In Orta San Giulio wohnte ich weit oben über dem romantischen See und blickte hinunter auf den Turm der Villa Crespi, der jeden Abend im Glanz der Leuchten erstrahlte. Soviel Sternenlicht macht neugierig und es gelang tatsächlich kurzfristig – wir hatten die Wahl, abends oder mittags – noch einen Tisch zu reservieren! Zur Mittagszeit gilt die gleiche Karte wie am Abend und es hat den Vorteil, dass man vielleicht am Abend noch einmal für einen Drink an der Bar (verständlicherweise in erster Linie den Hausgästen vorbehalten) vorbei kommen möchte…

Hingerissen von der ruhigen und eleganten Atmosphäre im wintergartenartigen, rückwärtigen Teil des Speisezimmers, platzierte ich meine Tasche auf dem dafür vorgesehenen Schemel und bin sofort bereit alles, aber auch wirklich alles entschlossen zu genießen! Für Damen ist das nicht schwierig, denn wir wählen unsere Speisenfolge aus der “Damenkarte”, in der glücklicherweise kein Preise zu finden sind! Kann das die wahre Freiheit der Emanzipation sein, einfach ohne schlechtes Gewissen, ganz nach persönlichem Gusto das Menü zu bestimmen und dem Kellner mitzuteilen, dass kein Gang ausgelassen werden soll?! Draußen herrscht ungewöhnliche Hitze und trotz der wohntemperierten Kühle des Raumes verzichte ich mittags auf den begleitenden Champagner, bereue jedoch nichts und bin sehr beeindruckt von der stimmigen Auswahl der Weine zu den unterschiedlichen Gängen des Menüs! Der Sommelier macht seine Sache hervorragend und hat auch nichts dagegen gelegentlich nachzuschenken.

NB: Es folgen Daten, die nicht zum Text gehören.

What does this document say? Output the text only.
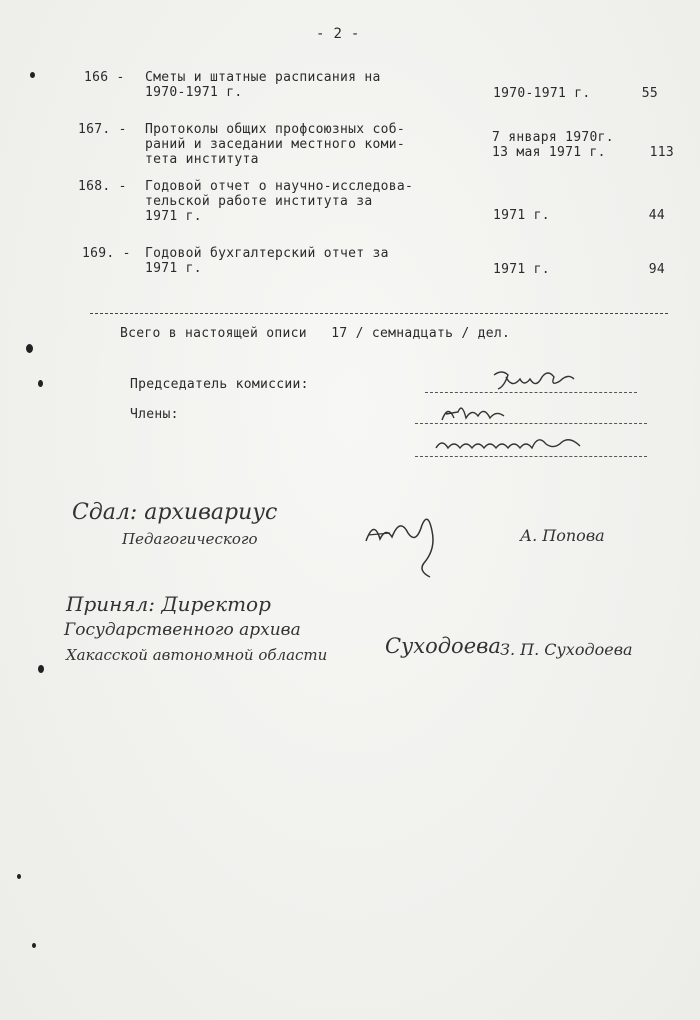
- 2 -
166 -	Сметы и штатные расписания на
1970-1971 г.	1970-1971 г.	55
167. -	Протоколы общих профсоюзных соб-
раний и заседании местного коми-
тета института
7 января 1970г.
13 мая 1971 г.	113
168. -	Годовой отчет о научно-исследова-
тельской работе института за
1971 г.	1971 г.	44
169. -	Годовой бухгалтерский отчет за
1971 г.	1971 г.	94
Всего в настоящей описи   17 / семнадцать / дел.
Председатель комиссии:
Члены:
Сдал: архивариус
Педагогического	А. Попова
Принял: Директор
Государственного архива
Хакасской автономной области	Суходоева З. П. Суходоева
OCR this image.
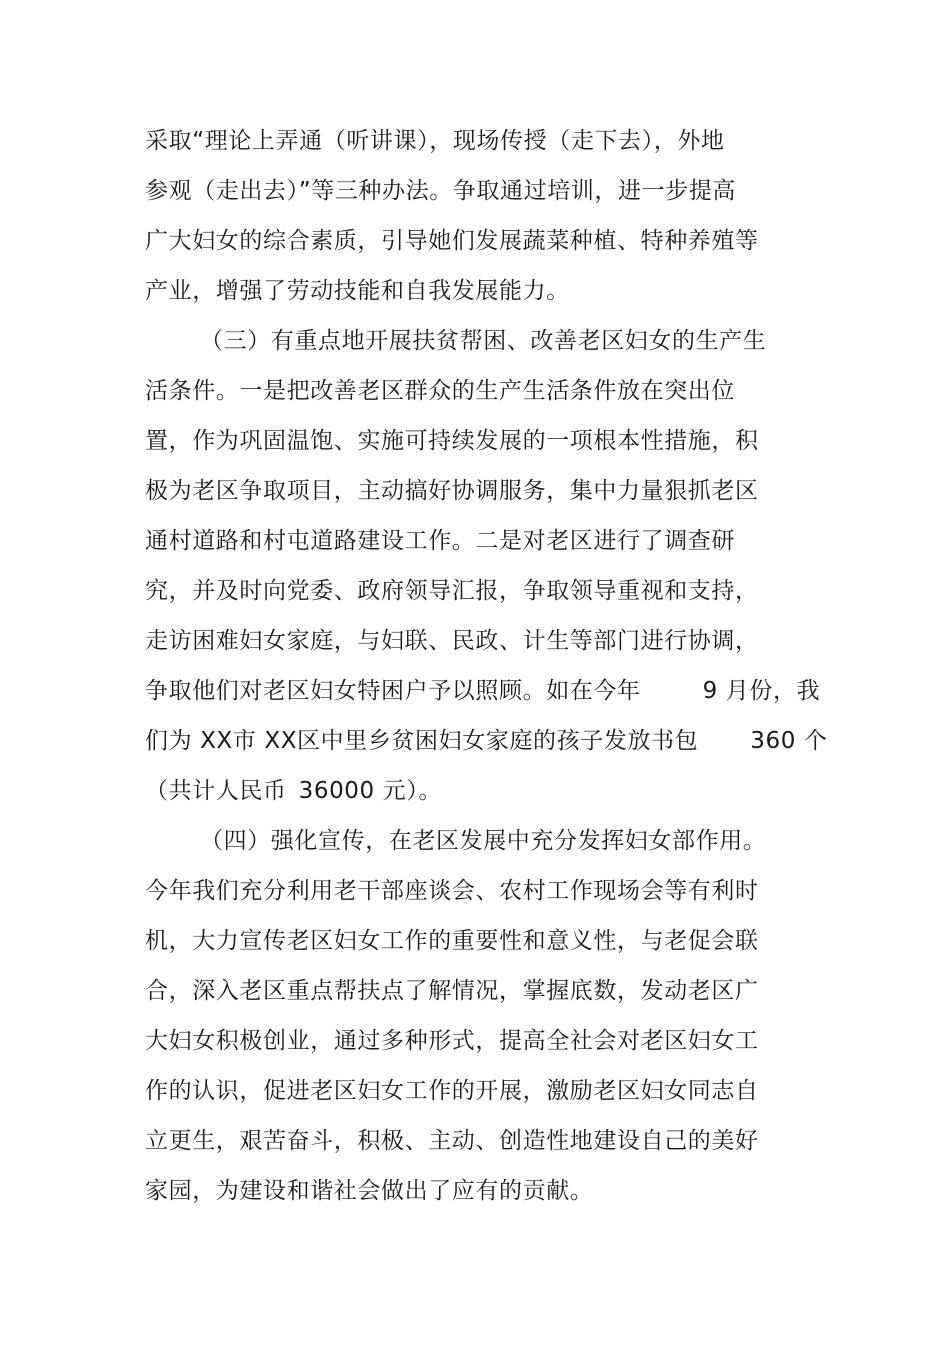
采取“理论上弄通（听讲课），现场传授（走下去），外地
参观（走出去）”等三种办法。争取通过培训，进一步提高
广大妇女的综合素质，引导她们发展蔬菜种植、特种养殖等
产业，增强了劳动技能和自我发展能力。
（三）有重点地开展扶贫帮困、改善老区妇女的生产生
活条件。一是把改善老区群众的生产生活条件放在突出位
置，作为巩固温饱、实施可持续发展的一项根本性措施，积
极为老区争取项目，主动搞好协调服务，集中力量狠抓老区
通村道路和村屯道路建设工作。二是对老区进行了调查研
究，并及时向党委、政府领导汇报，争取领导重视和支持，
走访困难妇女家庭，与妇联、民政、计生等部门进行协调，
争取他们对老区妇女特困户予以照顾。如在今年	9 月份，我
们为 XX市 XX区中里乡贫困妇女家庭的孩子发放书包 360 个
（共计人民币 36000 元）。
（四）强化宣传，在老区发展中充分发挥妇女部作用。
今年我们充分利用老干部座谈会、农村工作现场会等有利时
机，大力宣传老区妇女工作的重要性和意义性，与老促会联
合，深入老区重点帮扶点了解情况，掌握底数，发动老区广
大妇女积极创业，通过多种形式，提高全社会对老区妇女工
作的认识，促进老区妇女工作的开展，激励老区妇女同志自
立更生，艰苦奋斗，积极、主动、创造性地建设自己的美好
家园，为建设和谐社会做出了应有的贡献。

Meerestiere muss man mögen, denn die Scampi in Krakenwasser (!) sind roh und kommen erst mit der fein abgestimmten Sauce zur Geltung. Das Geheimnis des “Krakenwassers” als Zutat hat sich mir nicht erschlossen; mag sein es lag an der Übersetzung…

Außerordentlich köstlich der Fleisch-Gang mit Täubchen u.A. in Kakaobohnensplittern! Wie freundlich vom Maitre mir noch ein kleines Tütchen mit zu geben! Den Verführungen des Käsewagens kann ich am Ende nicht widerstehen, bringt doch der abgestimmte Wein die Aromen so recht zur Geltung!

Zum Espresso im Tässchen mit Deckel, darf ich mich zwischen drei verschieden Zuckersorten entscheiden und bin begeistert von dem Ambiente der Villa und den ganz besonderen Kochkünsten von Antonino Cannavacciuolo!

Vom Flughafen Milano/Malpensa nur 40 Minuten entfernt, lohnt sich der Aufenthalt am romantischen Ortasee und ein Besuch in der Villa Crespi unbedingt!